Mother Nature wasn’t very kind during the last two growing seasons. We had a tough time during the harvest season of 2018 with lots of rain. Some crops couldn’t be harvested until January 2019. To add insult to injury, she didn’t cooperate during planting season last year either. Many growers created soil compaction while mudding seed into the soil.
However, many growers still ended up with decent yields. We know corn is one of the most efficient agricultural plants. It’s a fantastic factory for using resources supplied by nature. The grower who understands the development of the plant can profit by selecting the right hybrids, fertilization practices and cultural methods, and by controlling localized disease and insect pests in a timely fashion.
Even though we’ve managed later plantings successfully, date of planting is still very important for getting higher yields. In most years, you want to plant corn before the middle of May. This allows you to maximize the use of solar energy for making sugars and starches, and increases chances of getting higher yields.

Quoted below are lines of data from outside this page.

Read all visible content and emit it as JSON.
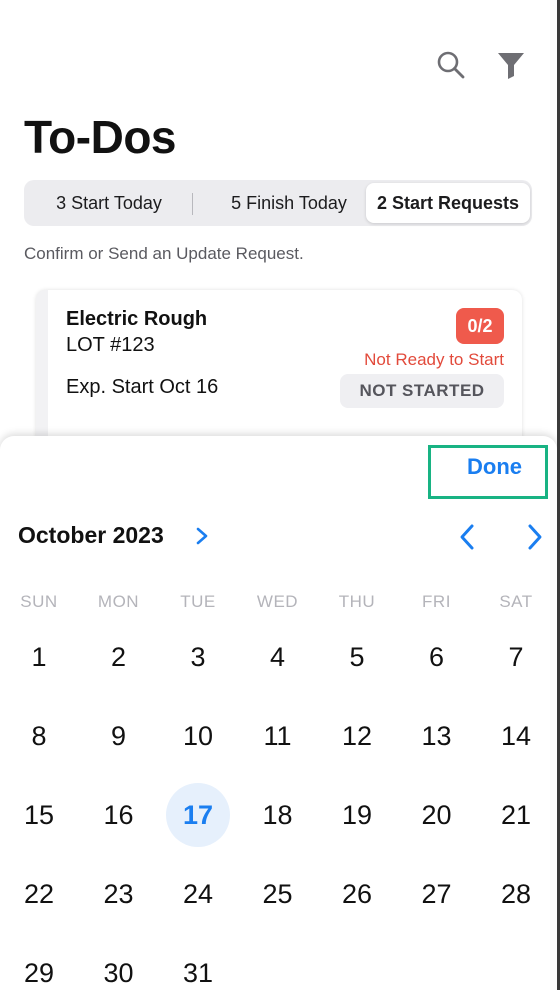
{
  "header": {
    "title": "To-Dos"
  },
  "icons": {
    "search": "search-icon",
    "filter": "filter-icon"
  },
  "tabs": [
    {
      "label": "3 Start Today",
      "selected": false
    },
    {
      "label": "5 Finish Today",
      "selected": false
    },
    {
      "label": "2 Start Requests",
      "selected": true
    }
  ],
  "hint": "Confirm or Send an Update Request.",
  "card": {
    "name": "Electric Rough",
    "lot": "LOT #123",
    "expected_start": "Exp. Start Oct 16",
    "count": "0/2",
    "readiness": "Not Ready to Start",
    "status": "NOT STARTED"
  },
  "picker": {
    "done_label": "Done",
    "month_label": "October 2023",
    "weekdays": [
      "SUN",
      "MON",
      "TUE",
      "WED",
      "THU",
      "FRI",
      "SAT"
    ],
    "weeks": [
      [
        "1",
        "2",
        "3",
        "4",
        "5",
        "6",
        "7"
      ],
      [
        "8",
        "9",
        "10",
        "11",
        "12",
        "13",
        "14"
      ],
      [
        "15",
        "16",
        "17",
        "18",
        "19",
        "20",
        "21"
      ],
      [
        "22",
        "23",
        "24",
        "25",
        "26",
        "27",
        "28"
      ],
      [
        "29",
        "30",
        "31"
      ]
    ],
    "selected_day": "17"
  },
  "colors": {
    "accent": "#1a7ef0",
    "badge": "#ef5a4c",
    "warning_text": "#e24a3b",
    "highlight_border": "#18b383",
    "selected_day_bg": "#e6f0fc"
  }
}
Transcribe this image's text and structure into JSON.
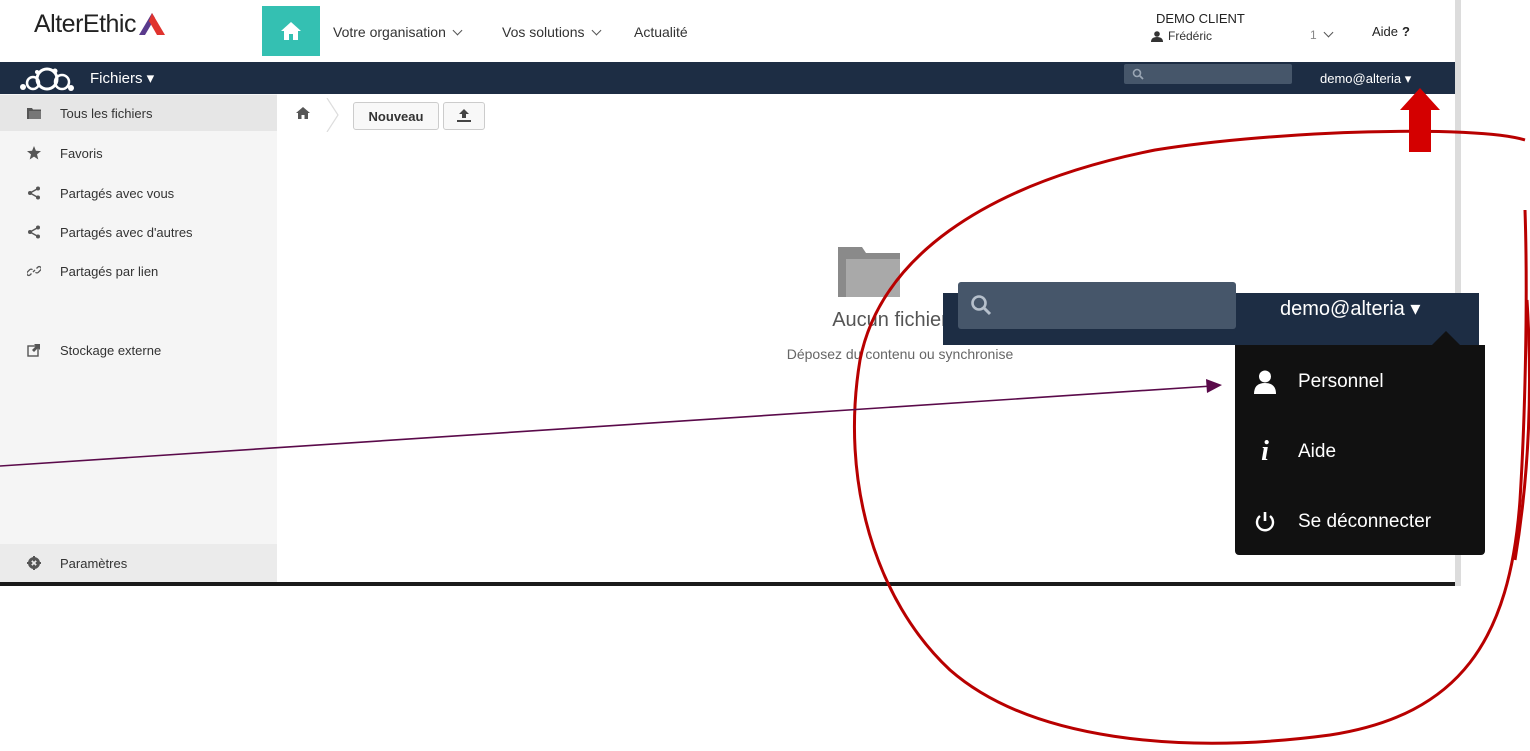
{
  "topbar": {
    "logo_text": "AlterEthic",
    "nav": [
      {
        "label": "Votre organisation"
      },
      {
        "label": "Vos solutions"
      },
      {
        "label": "Actualité"
      }
    ],
    "client_name": "DEMO CLIENT",
    "user_name": "Frédéric",
    "badge": "1",
    "help_label": "Aide",
    "help_symbol": "?",
    "accent_color": "#34c0b2"
  },
  "header": {
    "app_name": "Fichiers ▾",
    "user": "demo@alteria ▾",
    "bg_color": "#1d2d44"
  },
  "sidebar": {
    "items": [
      {
        "label": "Tous les fichiers",
        "icon": "folder-icon"
      },
      {
        "label": "Favoris",
        "icon": "star-icon"
      },
      {
        "label": "Partagés avec vous",
        "icon": "share-icon"
      },
      {
        "label": "Partagés avec d'autres",
        "icon": "share-icon"
      },
      {
        "label": "Partagés par lien",
        "icon": "link-icon"
      },
      {
        "label": "Stockage externe",
        "icon": "external-storage-icon"
      }
    ],
    "settings_label": "Paramètres"
  },
  "toolbar": {
    "new_label": "Nouveau"
  },
  "empty": {
    "title": "Aucun fichier ic",
    "subtitle": "Déposez du contenu ou synchronise"
  },
  "zoom": {
    "user": "demo@alteria ▾",
    "menu": [
      {
        "label": "Personnel",
        "icon": "person-icon"
      },
      {
        "label": "Aide",
        "icon": "info-icon"
      },
      {
        "label": "Se déconnecter",
        "icon": "power-icon"
      }
    ]
  },
  "annotation_colors": {
    "circle": "#b80000",
    "arrow_up": "#d40000",
    "pointer_line": "#5a0a4a"
  }
}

It’s important to know the early stages of development, because establishing good plant stands is so critical. Unlike soybeans, corn doesn’t develop more branches and compensate for big gaps. So, you must plant the appropriate number of corn seeds to have the desired stands that meet with your yield goal, soil type, soil fertility and water availability.
Understand the corn plant
Let’s try to understand what happens in the seedling stages of the corn plant. If you know the growth stages of corn, it permits you to plan better for field operations and manage the crop.

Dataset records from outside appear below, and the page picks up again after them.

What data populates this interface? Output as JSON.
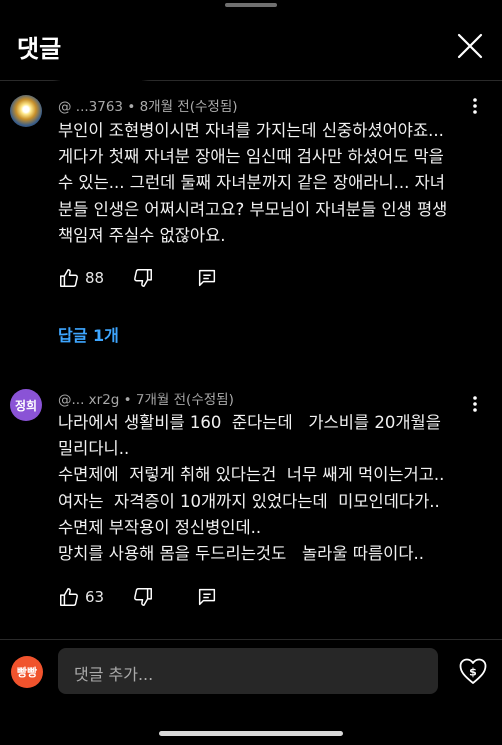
{
  "header": {
    "title": "댓글"
  },
  "comments": [
    {
      "avatar_icon": "avatar-image",
      "author": "@ ...3763",
      "meta": " • 8개월 전(수정됨)",
      "text": "부인이 조현병이시면 자녀를 가지는데 신중하셨어야죠...\n게다가 첫째 자녀분 장애는 임신때 검사만 하셨어도 막을\n수 있는... 그런데 둘째 자녀분까지 같은 장애라니... 자녀\n분들 인생은 어쩌시려고요? 부모님이 자녀분들 인생 평생\n책임져 주실수 없잖아요.",
      "likes": "88",
      "replies_label": "답글 1개"
    },
    {
      "avatar_text": "정희",
      "author": "@... xr2g",
      "meta": " • 7개월 전(수정됨)",
      "text": "나라에서 생활비를 160  준다는데   가스비를 20개월을\n밀리다니..\n수면제에  저렇게 취해 있다는건  너무 쌔게 먹이는거고..\n여자는  자격증이 10개까지 있었다는데  미모인데다가..\n수면제 부작용이 정신병인데..\n망치를 사용해 몸을 두드리는것도   놀라울 따름이다..",
      "likes": "63"
    }
  ],
  "composer": {
    "user_avatar_text": "빵빵",
    "placeholder": "댓글 추가..."
  },
  "colors": {
    "background": "#000000",
    "link": "#3ea6ff",
    "input_bg": "#272727"
  }
}
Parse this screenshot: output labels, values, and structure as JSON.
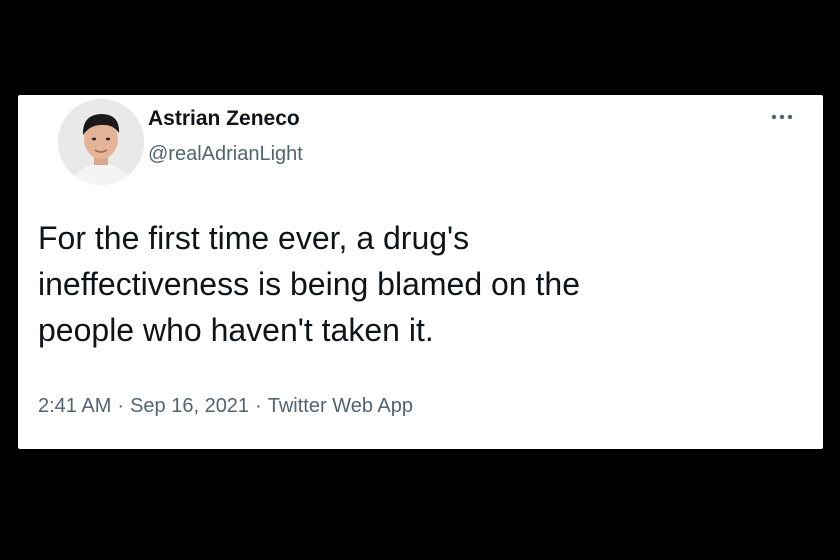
{
  "tweet": {
    "display_name": "Astrian Zeneco",
    "handle": "@realAdrianLight",
    "text": "For the first time ever, a drug's\nineffectiveness is being blamed on the\npeople who haven't taken it.",
    "time": "2:41 AM",
    "date": "Sep 16, 2021",
    "source": "Twitter Web App",
    "separator": "·",
    "more_icon": "more-horizontal-icon",
    "avatar_icon": "user-avatar"
  },
  "colors": {
    "page_background": "#000000",
    "card_background": "#ffffff",
    "primary_text": "#0f1419",
    "secondary_text": "#536471"
  }
}
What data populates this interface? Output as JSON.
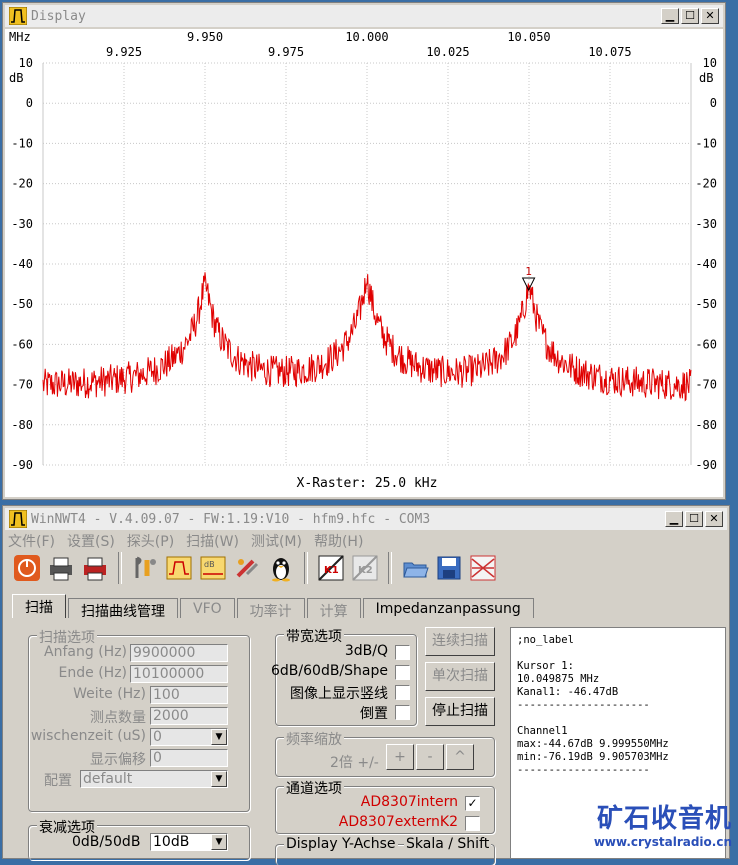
{
  "display_window": {
    "title": "Display",
    "unit_label": "MHz",
    "db_label": "dB",
    "raster_text": "X-Raster: 25.0 kHz",
    "marker_label": "1"
  },
  "chart_data": {
    "type": "line",
    "title": "",
    "xlabel": "MHz",
    "ylabel": "dB",
    "xlim": [
      9.9,
      10.1
    ],
    "ylim": [
      -90,
      10
    ],
    "xticks_top": [
      "9.950",
      "10.000",
      "10.050"
    ],
    "xticks_bottom": [
      "9.925",
      "9.975",
      "10.025",
      "10.075"
    ],
    "yticks": [
      "10",
      "0",
      "-10",
      "-20",
      "-30",
      "-40",
      "-50",
      "-60",
      "-70",
      "-80",
      "-90"
    ],
    "grid": true,
    "series": [
      {
        "color": "#e00000",
        "peaks": [
          {
            "x": 9.95,
            "y": -46
          },
          {
            "x": 10.0,
            "y": -45
          },
          {
            "x": 10.05,
            "y": -46.47
          }
        ],
        "noise_floor": -71
      }
    ],
    "marker": {
      "x": 10.049875,
      "y": -46.47
    }
  },
  "main_window": {
    "title": "WinNWT4 - V.4.09.07 - FW:1.19:V10 - hfm9.hfc - COM3"
  },
  "menu": [
    "文件(F)",
    "设置(S)",
    "探头(P)",
    "扫描(W)",
    "测试(M)",
    "帮助(H)"
  ],
  "tabs": [
    "扫描",
    "扫描曲线管理",
    "VFO",
    "功率计",
    "计算",
    "Impedanzanpassung"
  ],
  "scan_options": {
    "title": "扫描选项",
    "fields": [
      {
        "label": "Anfang (Hz)",
        "value": "9900000"
      },
      {
        "label": "Ende (Hz)",
        "value": "10100000"
      },
      {
        "label": "Weite (Hz)",
        "value": "100"
      },
      {
        "label": "测点数量",
        "value": "2000"
      },
      {
        "label": "wischenzeit (uS)",
        "value": "0"
      },
      {
        "label": "显示偏移",
        "value": "0"
      },
      {
        "label": "配置",
        "value": "default"
      }
    ]
  },
  "attenuation": {
    "title": "衰减选项",
    "label": "0dB/50dB",
    "value": "10dB"
  },
  "bandwidth": {
    "title": "带宽选项",
    "items": [
      {
        "label": "3dB/Q",
        "checked": false
      },
      {
        "label": "6dB/60dB/Shape",
        "checked": false
      },
      {
        "label": "图像上显示竖线",
        "checked": false
      },
      {
        "label": "倒置",
        "checked": false
      }
    ]
  },
  "freq_zoom": {
    "title": "频率缩放",
    "label": "2倍 +/-",
    "plus": "+",
    "minus": "-",
    "caret": "^"
  },
  "channels": {
    "title": "通道选项",
    "items": [
      {
        "label": "AD8307intern",
        "checked": true,
        "mark": "✓"
      },
      {
        "label": "AD8307externK2",
        "checked": false
      }
    ]
  },
  "display_y": {
    "label": "Display Y-Achse",
    "skala": "Skala / Shift"
  },
  "scan_buttons": [
    "连续扫描",
    "单次扫描",
    "停止扫描"
  ],
  "log_text": ";no_label\n\nKursor 1:\n10.049875 MHz\nKanal1: -46.47dB\n---------------------\n\nChannel1\nmax:-44.67dB 9.999550MHz\nmin:-76.19dB 9.905703MHz\n---------------------",
  "watermark": {
    "text": "矿石收音机",
    "url": "www.crystalradio.cn"
  }
}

The first sign of corn emergence is the appearance of a tip that breaks through the ground. We call it the coleoptile. It pierces through the ground like a spear and starts to elongate. We need 100 to 120 growing degree days to accumulate from planting to seedling emergence.
The growing point is about 1 or 1.5 inches below the ground. This stage is called the VE stage. The growing point stays below ground for three to four weeks and is protected from frost or insects on the surface.

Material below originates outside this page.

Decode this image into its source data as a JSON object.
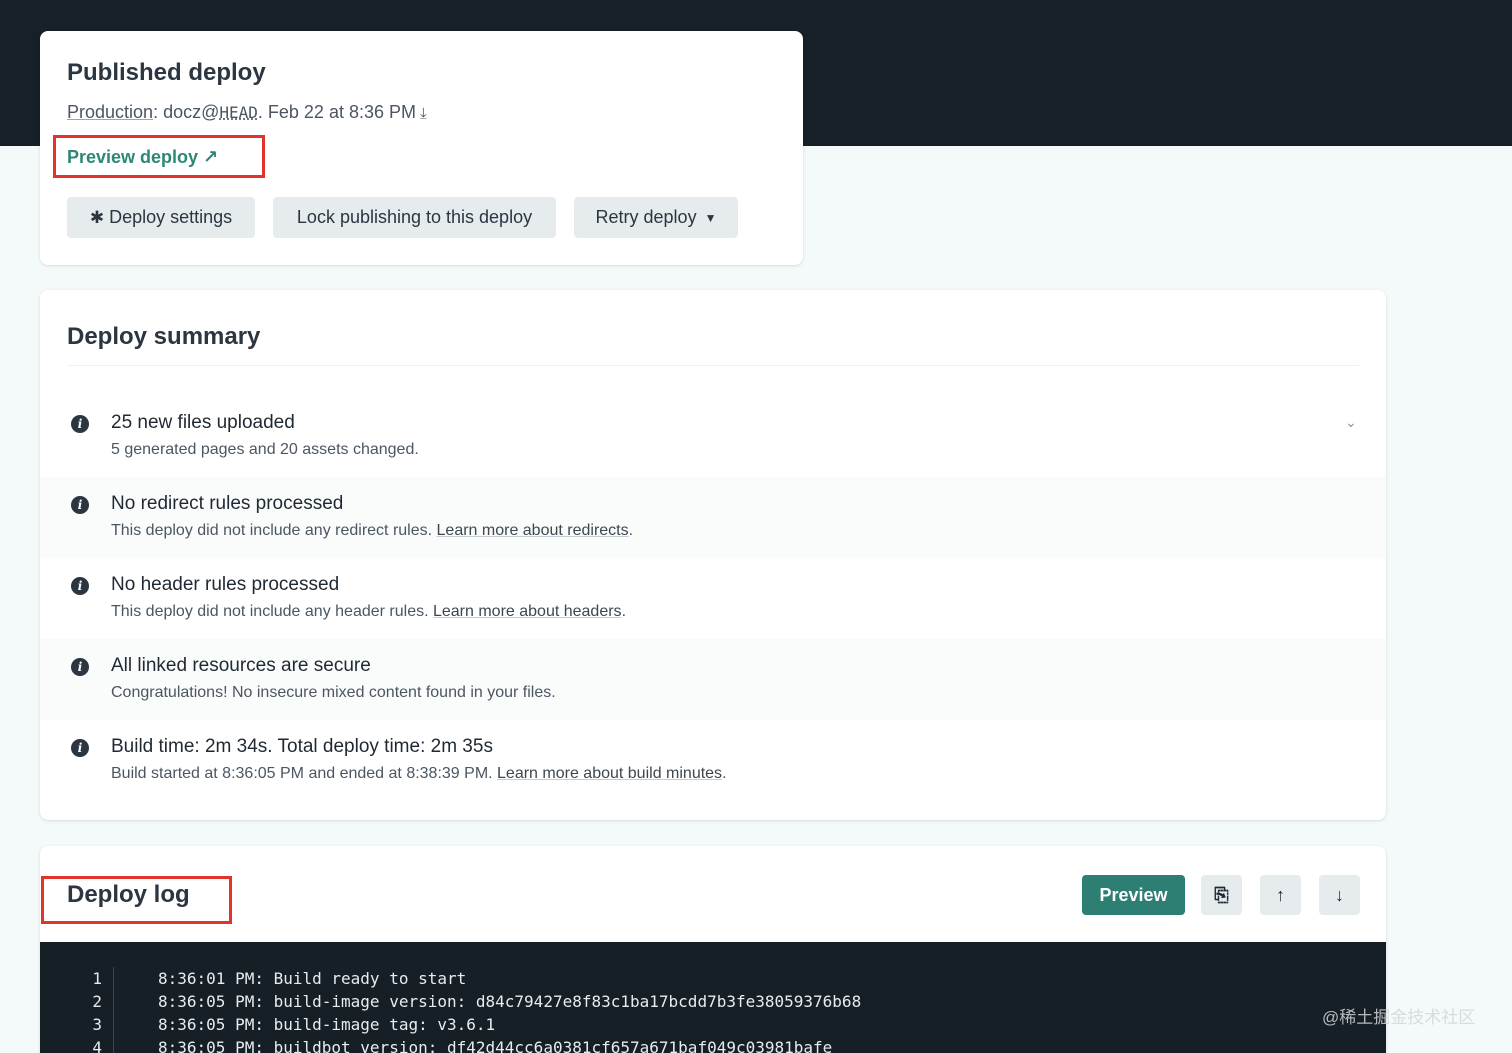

Most hybrids will eventually produce 18 to 22 leaves, depending upon their relative maturity. How do we measure the stage of maturity of a corn crop?
The most common method of staging the corn plant is the collar method. Count the number of leaves with collars, which develop when the leaf partially unclasps from the stem. A leaf collar is the light-colored band at the base of the leaf. This method includes the first emerging round-tipped leaf as the first leaf.
Meanwhile, the root system, consisting of radical and seminal roots, develops to supply water and nutrients to the young, fast-emerging seedling. Secondary roots, known as nodal roots, soon start. These grow from the nodes below the ground.
Four nodes develop below the ground. Generally, the first node above the ground is the fifth node. We will follow along the development of a corn plant as the season progresses.